Она откинулась назад и закрыла глаза. Наступила пятиминутка молчания, и Кит молча выдержал ее с усиливающимся напряжением. Он исследовал свою итальянскую сигарету, свою «Кавалло». Вот бумажная трубочка, вот фильтр — не хватает, кажется, одного табака. Он зажег ее; пламя, опалив его нос, тут же исчезло.

— Похоже, это привычка, которой вполне стоит придерживаться, — сказала Шехерезада со своей улыбкой — улыбкой, в которой участвовало все ее лицо. И продолжала более летаргическим тоном: — Все равно, нет мне прощения… Понимаешь, она же не могла ответить. М-м, хотя, наверное, ответит, когда приедет Йорк… Знаешь, мне кажется, она, Глория, охотится за выгодой — немножко, самую малость.
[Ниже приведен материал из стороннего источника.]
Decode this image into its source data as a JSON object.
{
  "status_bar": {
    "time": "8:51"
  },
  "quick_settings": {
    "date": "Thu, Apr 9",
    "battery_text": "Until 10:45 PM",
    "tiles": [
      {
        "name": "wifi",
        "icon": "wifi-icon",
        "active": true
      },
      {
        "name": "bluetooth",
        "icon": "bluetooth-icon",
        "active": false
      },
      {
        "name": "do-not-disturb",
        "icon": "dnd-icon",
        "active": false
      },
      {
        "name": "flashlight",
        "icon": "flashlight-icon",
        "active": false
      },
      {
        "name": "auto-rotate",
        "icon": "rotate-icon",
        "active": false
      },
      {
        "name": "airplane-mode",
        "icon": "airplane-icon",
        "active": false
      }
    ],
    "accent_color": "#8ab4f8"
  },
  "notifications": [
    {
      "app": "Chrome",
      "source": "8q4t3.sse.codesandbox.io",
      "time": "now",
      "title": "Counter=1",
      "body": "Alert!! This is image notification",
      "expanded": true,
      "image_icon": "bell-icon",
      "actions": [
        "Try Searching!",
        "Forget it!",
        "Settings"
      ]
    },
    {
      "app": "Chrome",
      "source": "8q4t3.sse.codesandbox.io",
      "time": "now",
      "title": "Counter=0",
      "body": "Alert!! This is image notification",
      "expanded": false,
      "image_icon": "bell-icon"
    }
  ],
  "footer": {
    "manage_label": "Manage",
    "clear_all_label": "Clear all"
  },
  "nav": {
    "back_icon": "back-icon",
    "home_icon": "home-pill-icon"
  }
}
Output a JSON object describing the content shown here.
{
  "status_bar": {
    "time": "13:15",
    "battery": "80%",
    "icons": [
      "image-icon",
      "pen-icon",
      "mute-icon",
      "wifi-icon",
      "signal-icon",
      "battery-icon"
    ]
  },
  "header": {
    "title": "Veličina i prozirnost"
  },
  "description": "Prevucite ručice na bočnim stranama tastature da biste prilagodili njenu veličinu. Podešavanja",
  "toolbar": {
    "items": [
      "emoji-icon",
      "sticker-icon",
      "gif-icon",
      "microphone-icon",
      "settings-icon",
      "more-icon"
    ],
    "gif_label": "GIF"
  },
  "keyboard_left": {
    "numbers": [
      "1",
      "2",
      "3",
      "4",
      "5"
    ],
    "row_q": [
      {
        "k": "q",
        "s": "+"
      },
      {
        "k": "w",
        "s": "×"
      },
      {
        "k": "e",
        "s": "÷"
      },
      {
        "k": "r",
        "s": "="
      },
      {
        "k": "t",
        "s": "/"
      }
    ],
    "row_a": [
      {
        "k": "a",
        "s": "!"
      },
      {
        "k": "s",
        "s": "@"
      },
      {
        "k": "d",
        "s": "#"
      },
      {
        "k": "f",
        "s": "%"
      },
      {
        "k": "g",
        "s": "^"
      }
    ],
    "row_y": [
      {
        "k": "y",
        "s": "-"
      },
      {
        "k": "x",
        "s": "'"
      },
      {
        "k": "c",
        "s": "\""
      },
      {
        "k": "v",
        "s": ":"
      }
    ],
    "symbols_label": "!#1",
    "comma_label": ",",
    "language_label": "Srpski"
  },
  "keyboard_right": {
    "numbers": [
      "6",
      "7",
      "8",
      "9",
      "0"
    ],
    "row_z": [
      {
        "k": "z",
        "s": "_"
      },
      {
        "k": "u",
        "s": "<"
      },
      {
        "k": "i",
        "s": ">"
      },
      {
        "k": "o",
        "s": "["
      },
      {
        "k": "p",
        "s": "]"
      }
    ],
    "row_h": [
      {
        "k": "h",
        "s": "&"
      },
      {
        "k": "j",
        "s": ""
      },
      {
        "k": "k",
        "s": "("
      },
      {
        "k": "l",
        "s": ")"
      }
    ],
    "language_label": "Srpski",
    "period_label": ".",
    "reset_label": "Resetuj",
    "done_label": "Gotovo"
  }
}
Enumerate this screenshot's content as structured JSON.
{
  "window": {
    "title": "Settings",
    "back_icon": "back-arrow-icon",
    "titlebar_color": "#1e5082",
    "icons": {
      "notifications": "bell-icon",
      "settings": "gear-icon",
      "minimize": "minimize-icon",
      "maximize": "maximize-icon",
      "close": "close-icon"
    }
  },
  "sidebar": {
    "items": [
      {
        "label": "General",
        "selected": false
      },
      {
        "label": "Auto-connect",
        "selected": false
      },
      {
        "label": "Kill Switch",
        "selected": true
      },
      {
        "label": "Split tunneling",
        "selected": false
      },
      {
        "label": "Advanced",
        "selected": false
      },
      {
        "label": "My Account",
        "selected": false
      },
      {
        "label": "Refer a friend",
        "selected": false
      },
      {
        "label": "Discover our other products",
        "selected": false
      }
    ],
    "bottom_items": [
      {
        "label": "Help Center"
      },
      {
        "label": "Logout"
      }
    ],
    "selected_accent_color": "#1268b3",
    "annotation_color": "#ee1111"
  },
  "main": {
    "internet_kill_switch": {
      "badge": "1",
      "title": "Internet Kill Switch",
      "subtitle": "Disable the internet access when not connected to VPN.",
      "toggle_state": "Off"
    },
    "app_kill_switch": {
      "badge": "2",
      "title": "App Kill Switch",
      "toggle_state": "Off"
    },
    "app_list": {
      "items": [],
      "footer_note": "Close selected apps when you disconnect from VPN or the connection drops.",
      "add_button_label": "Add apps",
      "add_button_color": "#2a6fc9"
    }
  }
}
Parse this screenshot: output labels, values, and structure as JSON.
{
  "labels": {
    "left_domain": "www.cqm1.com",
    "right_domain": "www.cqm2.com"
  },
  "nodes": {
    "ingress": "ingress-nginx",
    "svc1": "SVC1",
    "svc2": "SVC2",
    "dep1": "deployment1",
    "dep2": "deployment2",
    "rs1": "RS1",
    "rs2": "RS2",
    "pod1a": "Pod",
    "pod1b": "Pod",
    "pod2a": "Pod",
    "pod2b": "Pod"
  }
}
Золотоискательница — есть в ней что-то такое. Я считаю… Ты же с Йорком знаком? Не внешность же ее привлекает.

Закуривая «Диск бле», он согласился — без слов, но решительно. Его подбодрило, что Шехерезадины «родимые пятна заурядности» (как Джордж Элиот очень скоро будет определять слабость некоего молодого человека, в остальном производящего глубокое впечатление) были по-прежнему видны. Она сказала:

— Ее папа когда-то был дипломатом благородного происхождения. А кончил тем, что стал зарабатывать на хлеб в Совете по переписи населения в Эдинбурге. Раньше она была богата, а теперь нет. Поделать с этим она ничего не может. Как не может ничего поделать со своим задом… Но вот шампанское. Как гадко с моей стороны. Выказала себя какой-то сучкой никчемной, вот и все.

И от этого он вновь преисполнился веры. Однако сказал:

— Нет. Нет. Хватит тебе, не перебарщивай. Видимо, от всего этого у тебя совсем голова кругом пошла, когда Адриано тебя за руку взял. Как ребенок. Это тебя перевернуло. Ты была не в себе.

— Спасибо на добром слове, только ты, мне кажется, немножко усложняешь. Это было обычное тщеславие. Тщеславие шлюхи. Эти ребята в Офанто. Я сама себе поразилась. Мне было не все равно. Потому что я решила, что я в центре внимания. Безраздельного внимания. Это ужасно.